Marriage was an abstract concept – something that I would do because it was expected rather than out of any desire for a partner to share my life with.
Almost a year ago now, that changed. I began to like the idea of having someone there, having someone to share things with and build a life with. I had always wanted children and that desire grew as well. This change of opinion snuck up on me. In my mind, it seems like one day, I just started wanting it.
This is familiar to me because it’s exactly what happened when I started wearing hijab. One day, I wanted to do it. And so I did. And Alhamdulilah, it’s been almost a year and a half and I couldn’t be happier.
It was hard, trying to reconcile this new desire with the person I had always thought myself to be. I used to think that all I wanted in life was to be a strong, independent woman who didn’t need anyone. And I had been told by the media, by well-meaning people in my life, by so many little things, that wanting marriage in the way that I had begun to want it was wrong because it went against everything a strong, independent woman stood for.
I have since realized that they were wrong. There is bravery and strength in choosing to depend on someone, in choosing to make yourself vulnerable to them. Most of all, there is strength in making your choices for yourself. A strong, independent woman chooses what makes her happy, whether that may be marriage and kids or not. The point is to make your own choice and not let anything dictate to you what should make you satisfied.

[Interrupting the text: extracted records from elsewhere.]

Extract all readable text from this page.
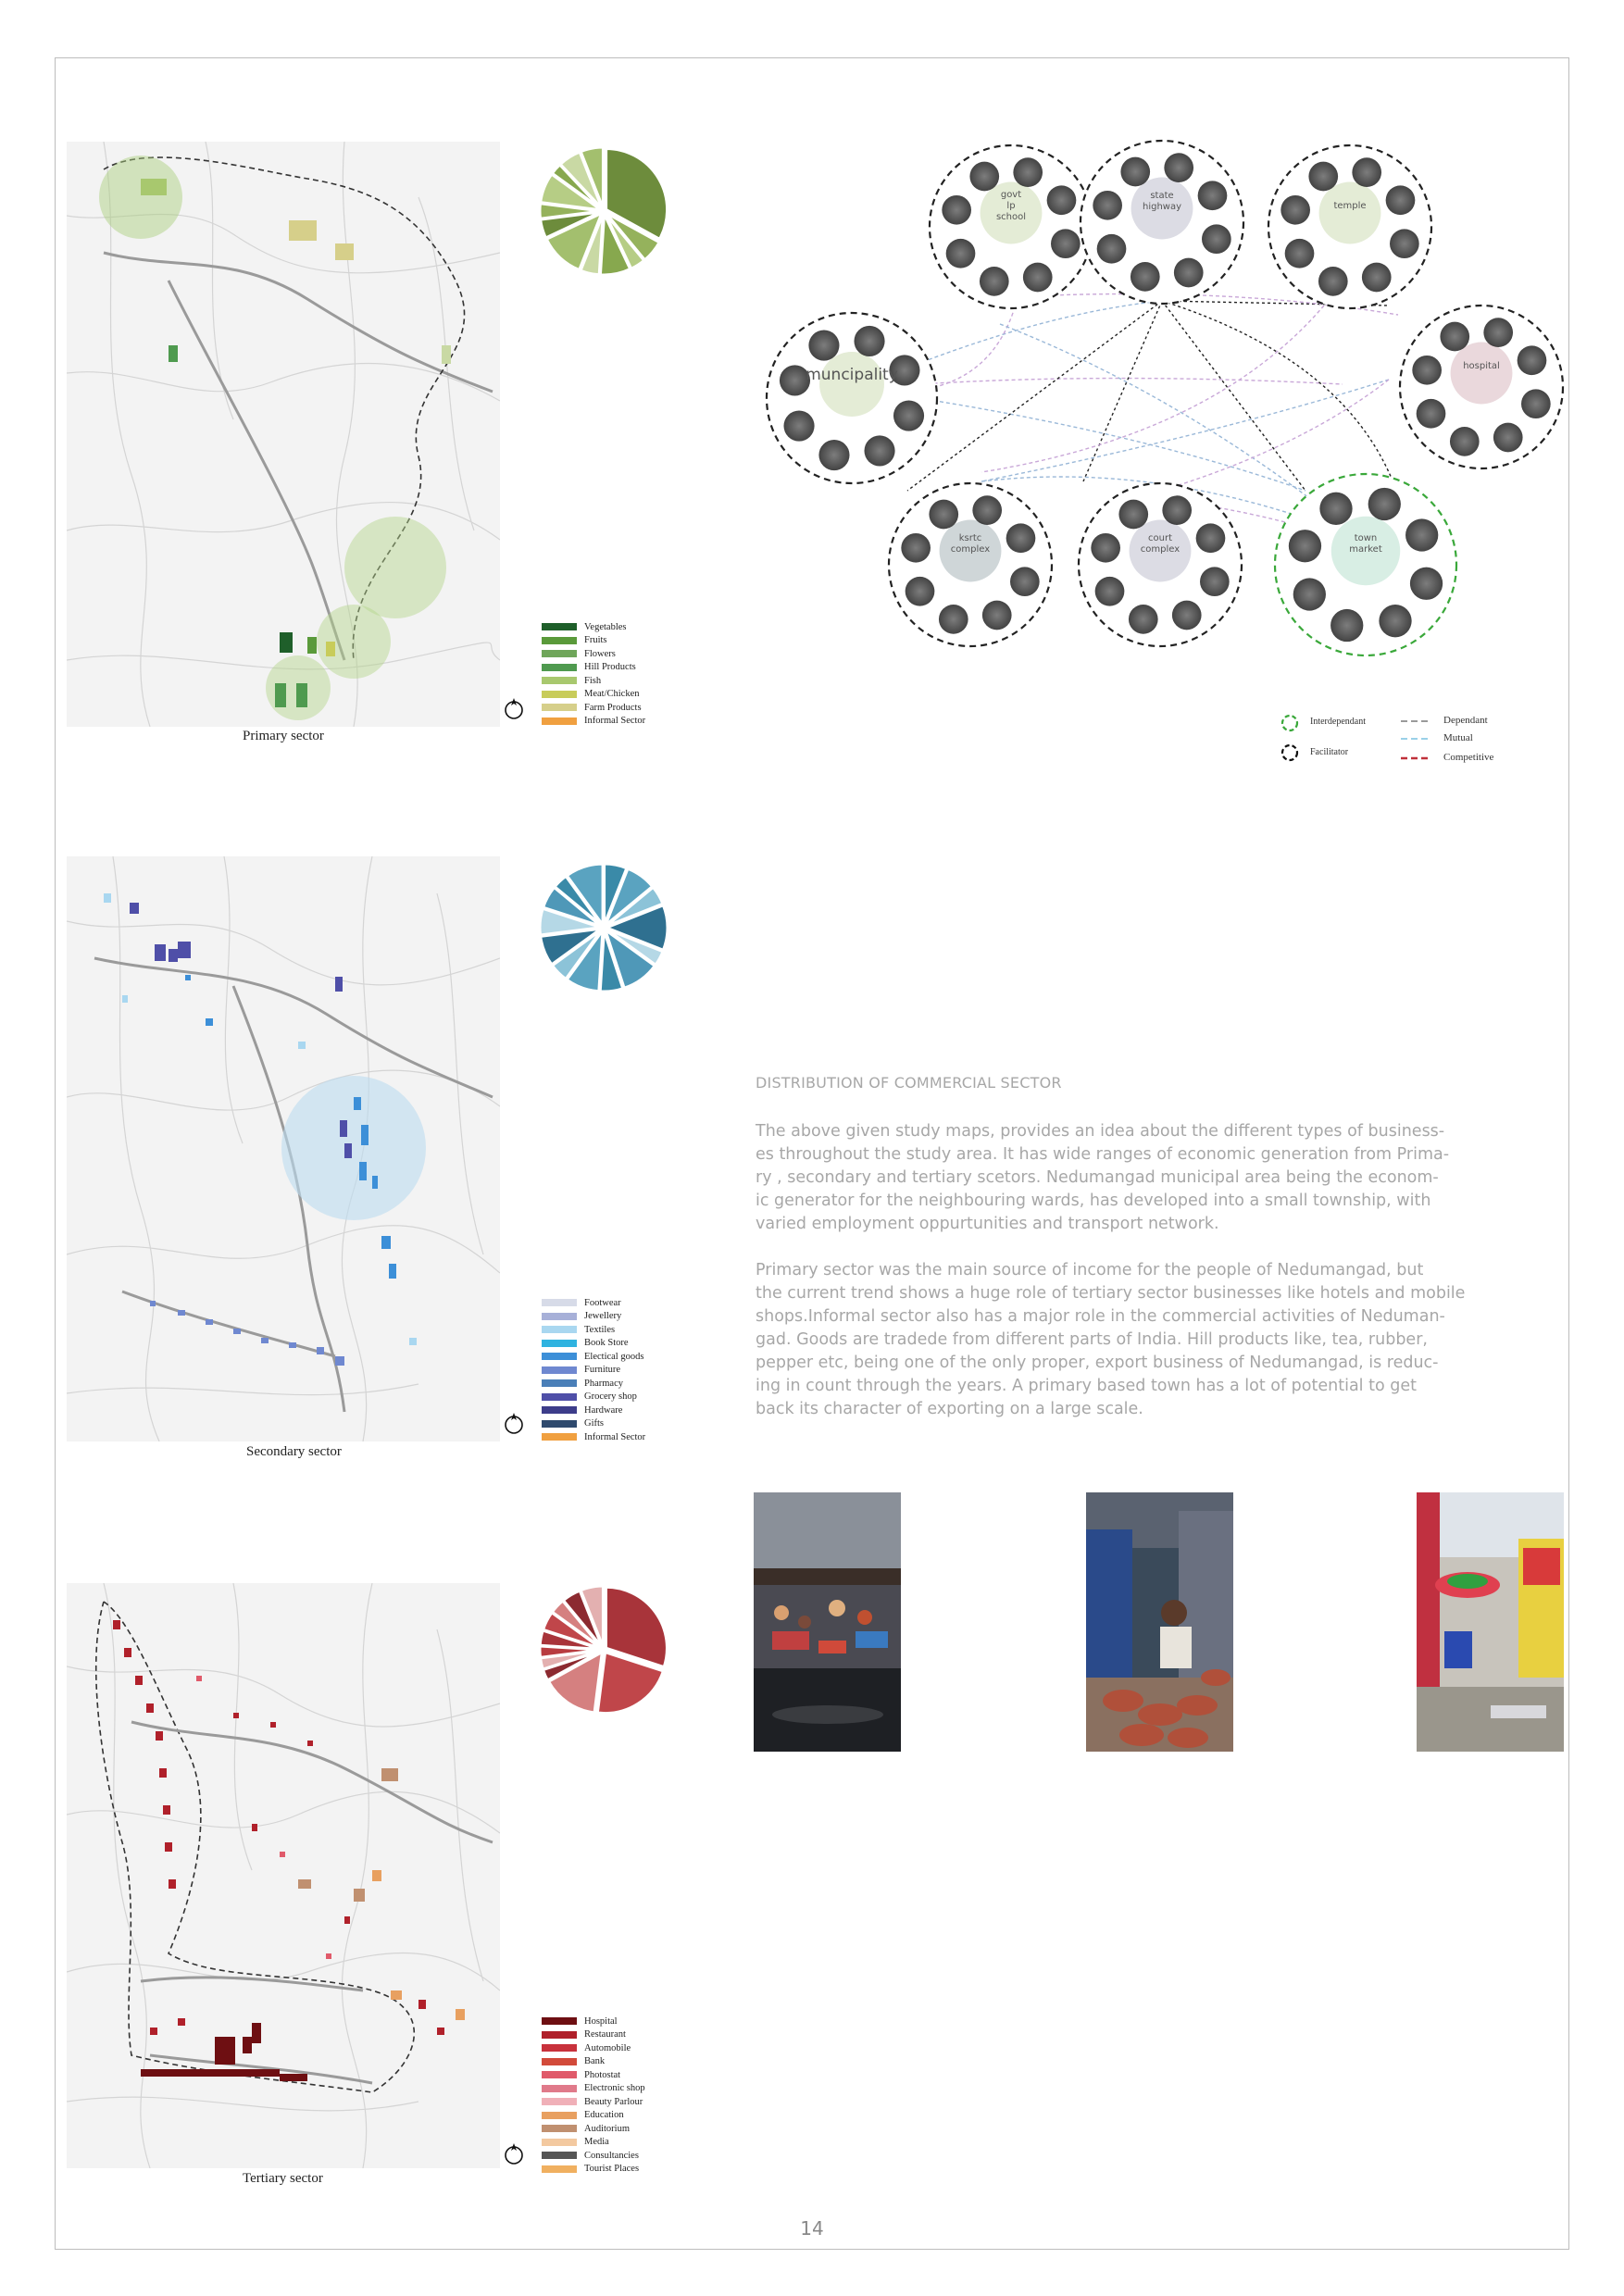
Primary sector
Vegetables
Fruits
Flowers
Hill Products
Fish
Meat/Chicken
Farm Products
Informal Sector
govt lp school
state highway	temple
muncipality	hospital
ksrtc complex
court complex
town market
Interdependant
Facilitator
Dependant
Mutual
Competitive
Secondary sector
Footwear
Jewellery
Textiles
Book Store
Electical goods
Furniture
Pharmacy
Grocery shop
Hardware
Gifts
Informal Sector
DISTRIBUTION OF COMMERCIAL SECTOR
The above given study maps, provides an idea about the different types of business-
es throughout the study area. It has wide ranges of economic generation from Prima-
ry , secondary and tertiary scetors. Nedumangad municipal area being the econom-
ic generator for the neighbouring wards, has developed into a small township, with
varied employment oppurtunities and transport network.
Primary sector was the main source of income for the people of Nedumangad, but
the current trend shows a huge role of tertiary sector businesses like hotels and mobile
shops.Informal sector also has a major role in the commercial activities of Neduman-
gad. Goods are tradede from different parts of India. Hill products like, tea, rubber,
pepper etc, being one of the only proper, export business of Nedumangad, is reduc-
ing in count through the years. A primary based town has a lot of potential to get
back its character of exporting on a large scale.
Tertiary sector
Hospital
Restaurant
Automobile
Bank
Photostat
Electronic shop
Beauty Parlour
Education
Auditorium
Media
Consultancies
Tourist Places
14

I’ve made my choice and I don’t feel lesser for it. What I have felt, at times, is impatience. When I want something, I like to take steps to achieve it immediately. It’s foreign to me to not have anything to do in attempt to reach a goal. But, this is not a goal that comes with a nice, neat 5 step plan.
Islamically, we believe that when the time is right, it’ll happen. What we can do, however, is devote time to becoming the best version of ourselves and pray for what we want.